“Words have meaning & type has feeling. When you put them together it’s spectacular.” – Paula Scher
These type treatments however, are an entirely different story.
When I first stumbled opened my email and saw the newsletter design featuring LeeLee Sobieski, I considered it disconcerting. Now that it’s cropped up for an entire month on Pinterest, I feel the need to stage an intervention.
That’s right folks, a typographic intervention.
Settle in, it’s bound to be a dorktastic ride.
Here’s my issue with this whole thing: when you experiment with typography you’re undoubtedly manipulating the way words, and therefore their messages, are read and understood. This rule goes for everything typographic across the board. Especially contrived emphasis using italics within a roman typeface. You know, the slanty’s in the uprights. It breaks a typographic “rule”, but without any sort of ‘right way’. With these, I feel the word becomes separate and disjointed for seemingly no “actual” reason. (Things that “look cool” is technically a reason, but not one that’s ever good enough for me.)
Something’s gotta be creating that reason right? Perhaps, but not always.
While it irked my eye, I wanted to hold off on any sort of commentary before I had seen “enough”. This time, enough meant collecting as many samples as they produced. I wanted to see if any of these treatments ‘worked’, or if they all felt disjointed.
In all fairness some of these do work better than others, but in the greater whole, this would have been a much better ‘less is more’ approach.
the ‘BOSS’ is okay here. But it’s just not necessary for me to see it in both words.
I just feel like letters are falling. Like poorly stacked books in the bookcase! And who likes THAT?
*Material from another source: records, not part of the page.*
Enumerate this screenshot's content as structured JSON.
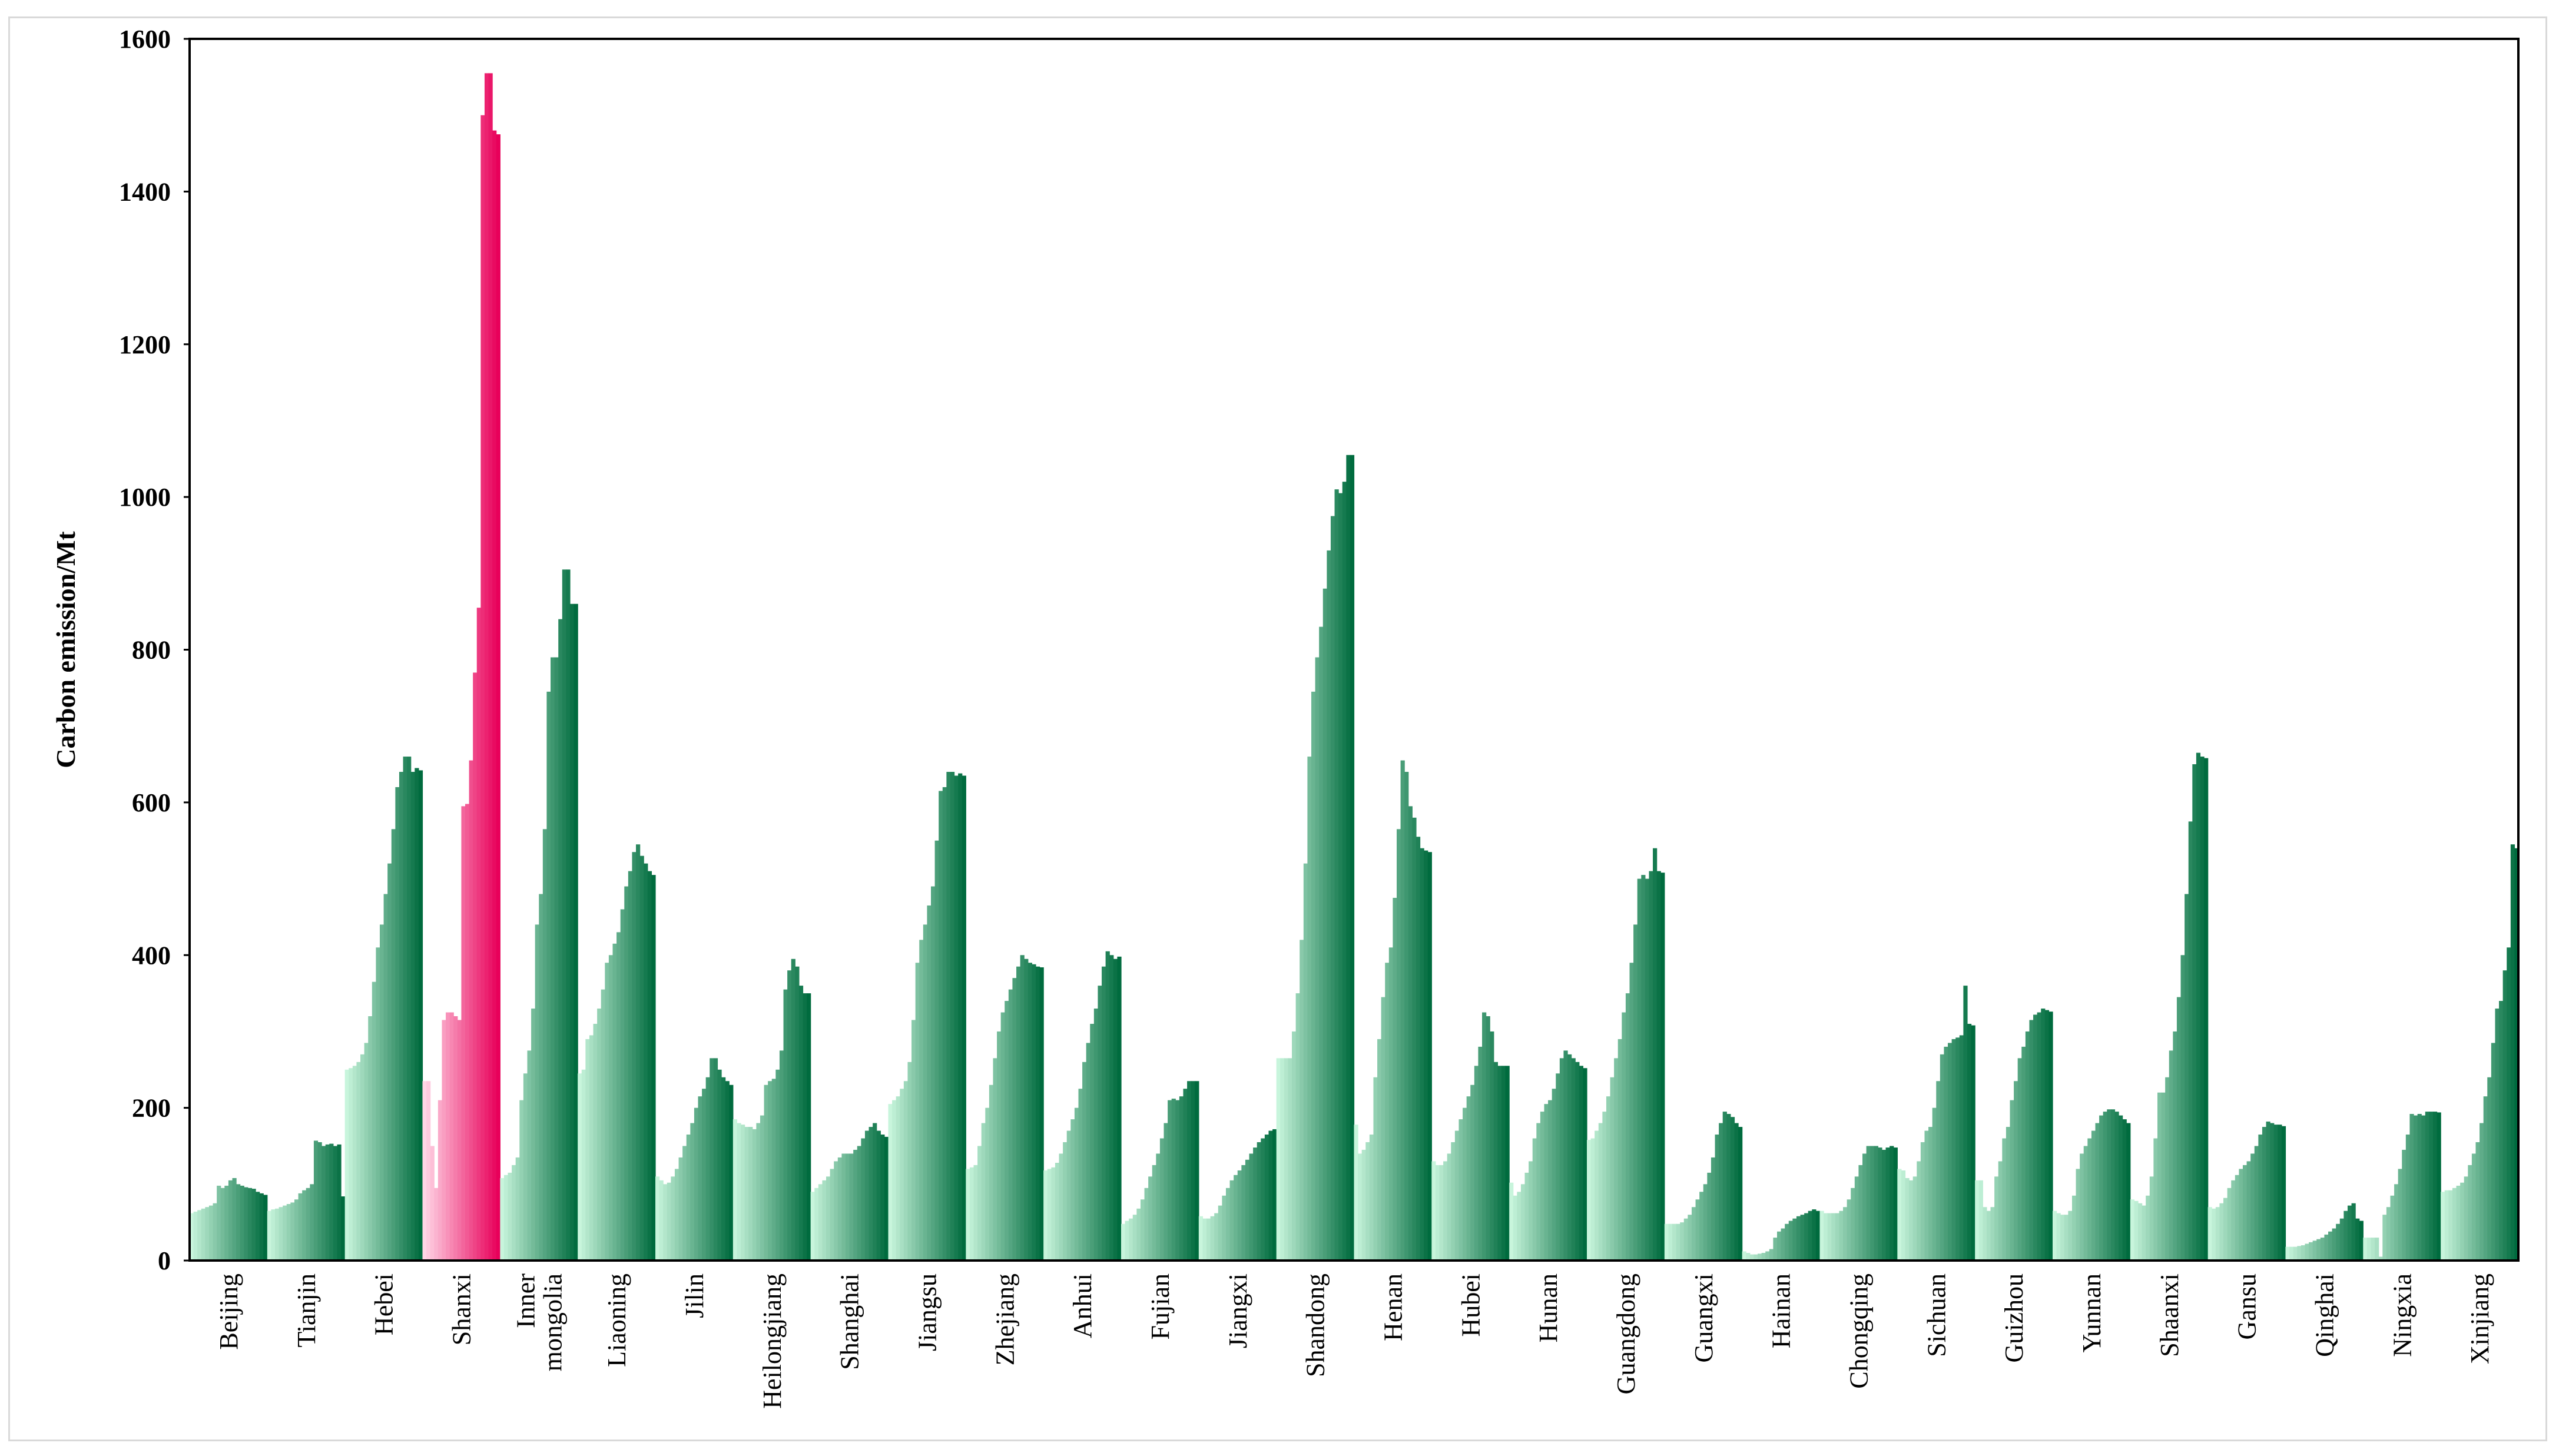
{
  "chart_data": {
    "type": "bar",
    "title": "",
    "xlabel": "",
    "ylabel": "Carbon emission/Mt",
    "ylim": [
      0,
      1600
    ],
    "yticks": [
      0,
      200,
      400,
      600,
      800,
      1000,
      1200,
      1400,
      1600
    ],
    "grid": false,
    "legend": "none",
    "bars_per_province": 20,
    "colors": {
      "green_start": "#c8f5dc",
      "green_end": "#006b3e",
      "highlight_start": "#ffd6e6",
      "highlight_end": "#e8005a"
    },
    "highlight": "Shanxi",
    "provinces": [
      {
        "name": "Beijing",
        "label": [
          "Beijing"
        ],
        "values": [
          62,
          64,
          66,
          68,
          70,
          72,
          75,
          98,
          95,
          98,
          105,
          108,
          100,
          98,
          96,
          95,
          94,
          90,
          88,
          86
        ]
      },
      {
        "name": "Tianjin",
        "label": [
          "Tianjin"
        ],
        "values": [
          65,
          67,
          68,
          70,
          72,
          74,
          76,
          80,
          88,
          92,
          95,
          100,
          157,
          155,
          150,
          152,
          153,
          150,
          152,
          84
        ]
      },
      {
        "name": "Hebei",
        "label": [
          "Hebei"
        ],
        "values": [
          250,
          252,
          255,
          260,
          270,
          285,
          320,
          365,
          410,
          440,
          480,
          520,
          565,
          620,
          640,
          660,
          660,
          640,
          645,
          642
        ]
      },
      {
        "name": "Shanxi",
        "label": [
          "Shanxi"
        ],
        "values": [
          235,
          235,
          150,
          95,
          210,
          315,
          325,
          325,
          320,
          315,
          595,
          598,
          655,
          770,
          855,
          1500,
          1555,
          1555,
          1480,
          1475
        ]
      },
      {
        "name": "Inner mongolia",
        "label": [
          "Inner",
          "mongolia"
        ],
        "values": [
          108,
          112,
          115,
          125,
          135,
          210,
          245,
          275,
          330,
          440,
          480,
          565,
          745,
          790,
          790,
          840,
          905,
          905,
          860,
          860
        ]
      },
      {
        "name": "Liaoning",
        "label": [
          "Liaoning"
        ],
        "values": [
          245,
          250,
          290,
          295,
          310,
          330,
          355,
          390,
          400,
          415,
          430,
          460,
          490,
          510,
          535,
          545,
          530,
          520,
          510,
          505
        ]
      },
      {
        "name": "Jilin",
        "label": [
          "Jilin"
        ],
        "values": [
          110,
          105,
          100,
          102,
          110,
          120,
          135,
          150,
          165,
          180,
          200,
          215,
          225,
          240,
          265,
          265,
          250,
          240,
          235,
          230
        ]
      },
      {
        "name": "Heilongjiang",
        "label": [
          "Heilongjiang"
        ],
        "values": [
          185,
          180,
          178,
          175,
          175,
          172,
          180,
          190,
          230,
          235,
          238,
          250,
          275,
          355,
          380,
          395,
          385,
          360,
          350,
          350
        ]
      },
      {
        "name": "Shanghai",
        "label": [
          "Shanghai"
        ],
        "values": [
          90,
          95,
          100,
          105,
          110,
          120,
          130,
          135,
          140,
          140,
          140,
          145,
          150,
          160,
          170,
          175,
          180,
          170,
          165,
          162
        ]
      },
      {
        "name": "Jiangsu",
        "label": [
          "Jiangsu"
        ],
        "values": [
          205,
          210,
          215,
          225,
          235,
          260,
          315,
          390,
          420,
          440,
          465,
          490,
          550,
          615,
          620,
          640,
          640,
          635,
          638,
          635
        ]
      },
      {
        "name": "Zhejiang",
        "label": [
          "Zhejiang"
        ],
        "values": [
          120,
          122,
          125,
          150,
          180,
          200,
          230,
          265,
          300,
          325,
          340,
          355,
          370,
          385,
          400,
          395,
          390,
          388,
          385,
          384
        ]
      },
      {
        "name": "Anhui",
        "label": [
          "Anhui"
        ],
        "values": [
          118,
          120,
          122,
          128,
          140,
          155,
          170,
          185,
          200,
          225,
          260,
          285,
          310,
          330,
          360,
          385,
          405,
          400,
          395,
          398
        ]
      },
      {
        "name": "Fujian",
        "label": [
          "Fujian"
        ],
        "values": [
          48,
          52,
          55,
          60,
          68,
          80,
          95,
          110,
          125,
          140,
          160,
          180,
          210,
          212,
          210,
          215,
          225,
          235,
          235,
          235
        ]
      },
      {
        "name": "Jiangxi",
        "label": [
          "Jiangxi"
        ],
        "values": [
          58,
          55,
          55,
          58,
          62,
          72,
          85,
          95,
          105,
          112,
          118,
          125,
          132,
          140,
          148,
          155,
          160,
          165,
          170,
          172
        ]
      },
      {
        "name": "Shandong",
        "label": [
          "Shandong"
        ],
        "values": [
          265,
          265,
          265,
          265,
          300,
          350,
          420,
          520,
          660,
          745,
          790,
          830,
          880,
          930,
          975,
          1010,
          1005,
          1020,
          1055,
          1055
        ]
      },
      {
        "name": "Henan",
        "label": [
          "Henan"
        ],
        "values": [
          178,
          140,
          145,
          155,
          165,
          240,
          290,
          345,
          390,
          410,
          475,
          565,
          655,
          640,
          595,
          580,
          555,
          540,
          537,
          535
        ]
      },
      {
        "name": "Hubei",
        "label": [
          "Hubei"
        ],
        "values": [
          130,
          125,
          125,
          130,
          140,
          155,
          170,
          185,
          200,
          215,
          230,
          255,
          280,
          325,
          320,
          300,
          260,
          255,
          255,
          255
        ]
      },
      {
        "name": "Hunan",
        "label": [
          "Hunan"
        ],
        "values": [
          102,
          85,
          90,
          100,
          115,
          130,
          160,
          180,
          195,
          205,
          210,
          225,
          245,
          265,
          275,
          270,
          265,
          260,
          255,
          252
        ]
      },
      {
        "name": "Guangdong",
        "label": [
          "Guangdong"
        ],
        "values": [
          158,
          160,
          170,
          180,
          195,
          215,
          240,
          265,
          290,
          325,
          350,
          390,
          440,
          500,
          505,
          500,
          510,
          540,
          510,
          508
        ]
      },
      {
        "name": "Guangxi",
        "label": [
          "Guangxi"
        ],
        "values": [
          48,
          48,
          48,
          48,
          50,
          55,
          60,
          70,
          80,
          90,
          100,
          115,
          135,
          165,
          180,
          195,
          192,
          188,
          180,
          175
        ]
      },
      {
        "name": "Hainan",
        "label": [
          "Hainan"
        ],
        "values": [
          12,
          10,
          8,
          8,
          9,
          10,
          12,
          15,
          30,
          38,
          42,
          48,
          52,
          55,
          58,
          60,
          62,
          65,
          67,
          65
        ]
      },
      {
        "name": "Chongqing",
        "label": [
          "Chongqing"
        ],
        "values": [
          65,
          62,
          62,
          62,
          62,
          65,
          70,
          80,
          95,
          110,
          125,
          140,
          150,
          150,
          150,
          148,
          145,
          148,
          150,
          148
        ]
      },
      {
        "name": "Sichuan",
        "label": [
          "Sichuan"
        ],
        "values": [
          120,
          118,
          108,
          105,
          110,
          130,
          155,
          170,
          175,
          200,
          235,
          270,
          280,
          285,
          290,
          292,
          295,
          360,
          310,
          308
        ]
      },
      {
        "name": "Guizhou",
        "label": [
          "Guizhou"
        ],
        "values": [
          105,
          105,
          70,
          65,
          70,
          110,
          130,
          160,
          175,
          210,
          235,
          265,
          280,
          300,
          315,
          322,
          325,
          330,
          328,
          326
        ]
      },
      {
        "name": "Yunnan",
        "label": [
          "Yunnan"
        ],
        "values": [
          65,
          62,
          60,
          60,
          65,
          85,
          120,
          140,
          150,
          160,
          170,
          180,
          190,
          195,
          198,
          198,
          195,
          190,
          185,
          180
        ]
      },
      {
        "name": "Shaanxi",
        "label": [
          "Shaanxi"
        ],
        "values": [
          80,
          78,
          75,
          72,
          85,
          110,
          160,
          220,
          220,
          240,
          275,
          300,
          345,
          400,
          480,
          575,
          650,
          665,
          660,
          658
        ]
      },
      {
        "name": "Gansu",
        "label": [
          "Gansu"
        ],
        "values": [
          70,
          68,
          70,
          75,
          82,
          95,
          105,
          112,
          120,
          125,
          130,
          140,
          150,
          165,
          175,
          182,
          180,
          178,
          178,
          176
        ]
      },
      {
        "name": "Qinghai",
        "label": [
          "Qinghai"
        ],
        "values": [
          18,
          18,
          18,
          19,
          20,
          22,
          24,
          26,
          28,
          30,
          34,
          38,
          42,
          48,
          55,
          65,
          72,
          75,
          55,
          52
        ]
      },
      {
        "name": "Ningxia",
        "label": [
          "Ningxia"
        ],
        "values": [
          30,
          30,
          30,
          30,
          5,
          60,
          70,
          85,
          100,
          120,
          145,
          165,
          192,
          190,
          192,
          190,
          195,
          195,
          195,
          194
        ]
      },
      {
        "name": "Xinjiang",
        "label": [
          "Xinjiang"
        ],
        "values": [
          90,
          92,
          92,
          95,
          98,
          102,
          110,
          125,
          140,
          155,
          180,
          215,
          240,
          285,
          330,
          340,
          380,
          410,
          545,
          540
        ]
      }
    ]
  }
}
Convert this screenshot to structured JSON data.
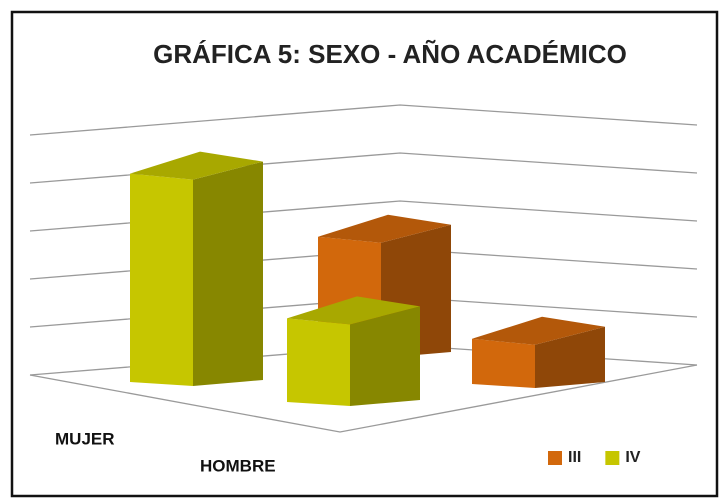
{
  "chart_data": {
    "type": "bar3d",
    "title": "GRÁFICA 5: SEXO - AÑO ACADÉMICO",
    "categories": [
      "MUJER",
      "HOMBRE"
    ],
    "series": [
      {
        "name": "III",
        "color": "#d2680c",
        "values": [
          2.4,
          0.9
        ]
      },
      {
        "name": "IV",
        "color": "#c6c600",
        "values": [
          4.3,
          1.7
        ]
      }
    ],
    "ylim": [
      0,
      5
    ],
    "yticks": [
      0,
      1,
      2,
      3,
      4,
      5
    ],
    "grid": true,
    "legend": "bottom-right"
  }
}
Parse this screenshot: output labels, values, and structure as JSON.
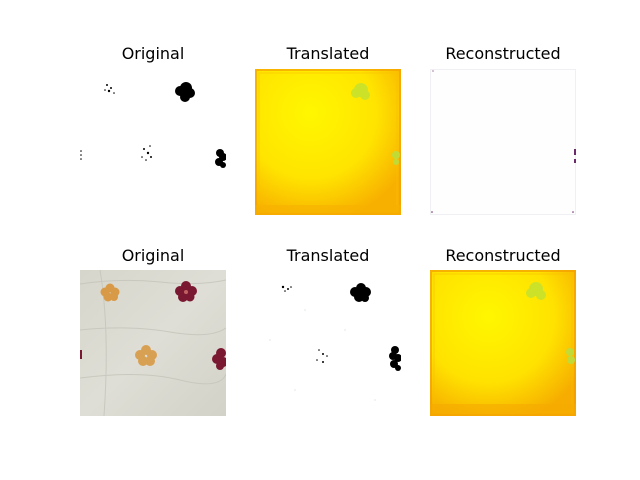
{
  "figure": {
    "rows": [
      {
        "panels": [
          {
            "title": "Original"
          },
          {
            "title": "Translated"
          },
          {
            "title": "Reconstructed"
          }
        ]
      },
      {
        "panels": [
          {
            "title": "Original"
          },
          {
            "title": "Translated"
          },
          {
            "title": "Reconstructed"
          }
        ]
      }
    ]
  },
  "colors": {
    "background": "#ffffff",
    "yellow_main": "#fff200",
    "yellow_edge": "#f5a800",
    "fabric": "#dcdbd3",
    "flower_orange": "#d89c4c",
    "flower_maroon": "#7c1a32",
    "flower_black": "#000000",
    "flower_green": "#c8e030"
  }
}
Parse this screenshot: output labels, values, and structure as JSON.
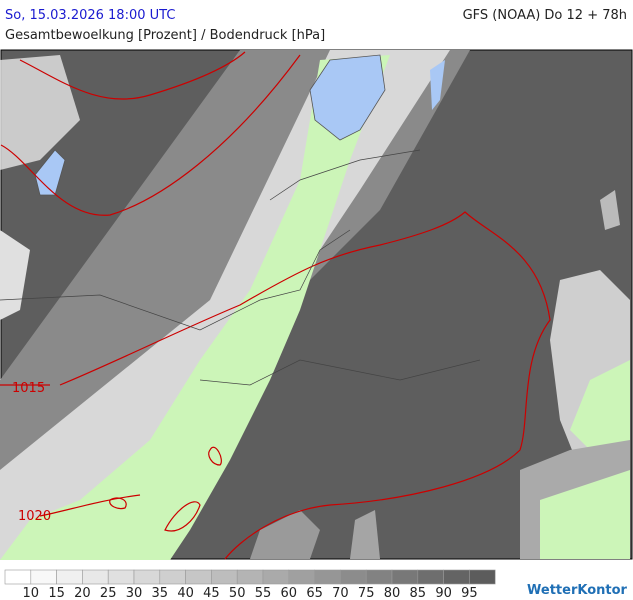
{
  "header": {
    "datetime": "So, 15.03.2026 18:00 UTC",
    "model": "GFS (NOAA) Do 12 + 78h",
    "title": "Gesamtbewoelkung [Prozent] / Bodendruck [hPa]"
  },
  "isobars": [
    {
      "label": "1015"
    },
    {
      "label": "1020"
    }
  ],
  "legend": {
    "levels": [
      10,
      15,
      20,
      25,
      30,
      35,
      40,
      45,
      50,
      55,
      60,
      65,
      70,
      75,
      80,
      85,
      90,
      95
    ],
    "colors": [
      "#ffffff",
      "#f8f8f8",
      "#f0f0f0",
      "#e8e8e8",
      "#e0e0e0",
      "#d8d8d8",
      "#cfcfcf",
      "#c6c6c6",
      "#bdbdbd",
      "#b4b4b4",
      "#aaaaaa",
      "#a0a0a0",
      "#969696",
      "#8c8c8c",
      "#828282",
      "#787878",
      "#6e6e6e",
      "#646464",
      "#5c5c5c"
    ]
  },
  "brand": "WetterKontor"
}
I actually really like the ‘IR’ in ‘GIRL’ and the ‘K’ in ‘LIKES’. It’s the ‘O’ in ‘TO’ and the ‘O’/O in ‘CHOOSE’ where I start to feel dizzy. When working with typography, it’s totally okay to use restraint and apply the treatments to the words you’re emphasizing: in this case, the GIRL who LIKES to pick AND choose, would have been find since you’re playing with the who, the what, and truly it’s the ‘and’ in this equation that makes picking/choosing special.
Here are the rest of them for your viewing pleasure. I’d hate the idea of the designer of these feeling nitpicked to death, so I’ll leave it to your own to comment as you will!
The only one that works for me is the one that uses this technique to nest a word within a longer word, providing emphasis on the ‘lux’ness of luxuries. Necessary? No.
A nice detail? Absolutely.
When you begin to manipulate emphasis, you better have a reason, or it will create a sense of being “off”. Few will be able to vocalize what “it” is, but I believe it lies in the connection of using visual typography to represent verbal ideas.